Sequences and Series — Chapter Test | Class 11 IMO

Q1

The sum of n terms of the series 5 + 55 + 555 + ... is:

S = 5(1 + 11 + 111 + ...) = (5/9)(9 + 99 + 999 + ...) = (5/9)[(10−1) + (10²−1) + ...] = (5/9)[10(10ⁿ−1)/9 − n].

Q2

The sum of the infinite GP 3 + 1 + 1/3 + ... is:

S∞ = 3/(1−1/3)=4.5.

Q3

If x, y, z are positive real numbers, the minimum value of (x+y)(y+z)(z+x) is:

Using AM ≥ GM for each pair: x+y ≥ 2√(xy), y+z ≥ 2√(yz), z+x ≥ 2√(zx). Multiplying gives (x+y)(y+z)(z+x) ≥ 8√(x²y²z²) = 8xyz.

Q4

The common ratio of the GP 2, -6, 18, -54, ... is:

r = -6/2 = -3.

Q5

The 13th term of the AP 2, 7, 12, ... is:

T₁₃ = 2 + 12×5 = 62.

Q6

A rubber ball is dropped from a height of 10 metres. Each time it bounces, it rises to 3/4 of its previous height. The total distance covered by the ball before coming to rest is:

Distance = 10 + 2 × (10 × 3/4) + 2 × (10 × (3/4)²) + ... = 10 + 15 / (1 − 3/4) = 10 + 15 / (1/4) = 10 + 60 = 70 m.

Q7

The sum of the first 15 odd natural numbers is:

Sum of first n odd numbers = n² = 225.

Q8

If x + 2, 3x, and 4x + 1 are in AP, then the value of x is:

For terms to be in AP, 2b = a + c. So, 2(3x) = (x + 2) + (4x + 1) → 6x = 5x + 3 → x = 3.

Q9

Evaluate the telescoping series 1/(1×2) + 1/(2×3) + 1/(3×4) + ... + 1/(9×10).

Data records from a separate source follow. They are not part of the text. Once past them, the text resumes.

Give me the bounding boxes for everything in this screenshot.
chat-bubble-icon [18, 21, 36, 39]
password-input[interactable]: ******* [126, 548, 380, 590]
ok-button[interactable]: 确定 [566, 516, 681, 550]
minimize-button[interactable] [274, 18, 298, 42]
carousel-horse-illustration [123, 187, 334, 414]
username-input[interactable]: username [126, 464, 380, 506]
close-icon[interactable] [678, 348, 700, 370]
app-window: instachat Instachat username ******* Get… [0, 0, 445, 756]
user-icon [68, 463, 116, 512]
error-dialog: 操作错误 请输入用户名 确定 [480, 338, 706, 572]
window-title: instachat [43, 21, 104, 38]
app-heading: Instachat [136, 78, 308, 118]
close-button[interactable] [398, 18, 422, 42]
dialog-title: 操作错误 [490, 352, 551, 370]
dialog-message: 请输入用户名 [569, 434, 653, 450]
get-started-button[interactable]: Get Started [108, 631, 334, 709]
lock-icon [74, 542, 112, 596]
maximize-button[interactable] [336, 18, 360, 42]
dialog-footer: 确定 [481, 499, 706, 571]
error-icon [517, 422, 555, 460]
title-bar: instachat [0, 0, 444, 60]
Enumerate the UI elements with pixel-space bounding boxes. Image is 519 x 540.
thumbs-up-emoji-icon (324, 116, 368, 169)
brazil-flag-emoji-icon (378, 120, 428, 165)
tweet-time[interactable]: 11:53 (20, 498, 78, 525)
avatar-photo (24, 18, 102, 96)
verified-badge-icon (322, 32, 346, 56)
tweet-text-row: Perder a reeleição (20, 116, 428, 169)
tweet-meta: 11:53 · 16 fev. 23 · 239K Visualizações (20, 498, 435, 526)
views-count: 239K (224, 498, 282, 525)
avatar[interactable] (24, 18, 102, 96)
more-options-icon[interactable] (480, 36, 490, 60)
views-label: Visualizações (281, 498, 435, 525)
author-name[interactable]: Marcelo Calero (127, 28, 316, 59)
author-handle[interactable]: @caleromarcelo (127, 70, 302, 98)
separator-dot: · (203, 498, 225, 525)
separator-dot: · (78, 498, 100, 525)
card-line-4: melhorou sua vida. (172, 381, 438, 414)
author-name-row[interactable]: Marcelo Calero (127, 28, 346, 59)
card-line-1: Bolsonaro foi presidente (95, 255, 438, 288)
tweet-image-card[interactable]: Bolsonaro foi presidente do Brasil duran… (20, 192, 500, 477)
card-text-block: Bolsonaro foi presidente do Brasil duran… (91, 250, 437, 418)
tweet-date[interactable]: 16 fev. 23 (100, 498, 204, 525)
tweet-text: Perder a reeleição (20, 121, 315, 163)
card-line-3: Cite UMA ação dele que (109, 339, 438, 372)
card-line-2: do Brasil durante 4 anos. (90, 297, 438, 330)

Each term 1/[n(n+1)] can be split into 1/n − 1/(n+1). The series becomes (1 − 1/2) + (1/2 − 1/3) + ... + (1/9 − 1/10) = 1 − 1/10 = 9/10.

Q10

A viral message is sent to 4 people. Each of those sends it to 4 new people, and so on. How many people receive the message by the 5th level?

This is a GP: 4 + 16 + 64 + 256 + 1024. Sum S5 = 4(4⁵ − 1)/(4 − 1) = 4(1023)/3 = 4(341) = 1364.

Q11

A new motorcycle costs ₹ 1,00,000 and depreciates by 10% each year. What will be its value at the end of 3 years?

Value after 1 year = 1,00,000 × 0.9. After 3 years = 1,00,000 × (0.9)³ = 1,00,000 × 0.729 = 72,900.

Q12

What is the nth term of the series 1, 4, 9, 16, 25, ...?

The terms are squares of natural numbers: 1², 2², 3², 4², 5²... Therefore, the nth term is n².

Q13

The arithmetic mean of 7 and 19 is:

(7+19)/2 = 13.

Q14

Find the 10th term of the series 3, 7, 13, 21, 31, ... using the method of differences.

Differences: 4, 6, 8, 10 (an AP). tⁿ = a + sum of (n-1) differences = 3 + (n-1)/2[2(4) + (n-2)2] = n² + n + 1. For n=10, 100 + 10 + 1 = 111.

Q15

If a, b, c are in AP, then a³, b³, c³ are in:

Consider the AP 1, 2, 3. Their cubes are 1, 8, 27. 8−1=7, 27−8=19. The differences are not constant, and there is no constant ratio. They form none of these standard progressions.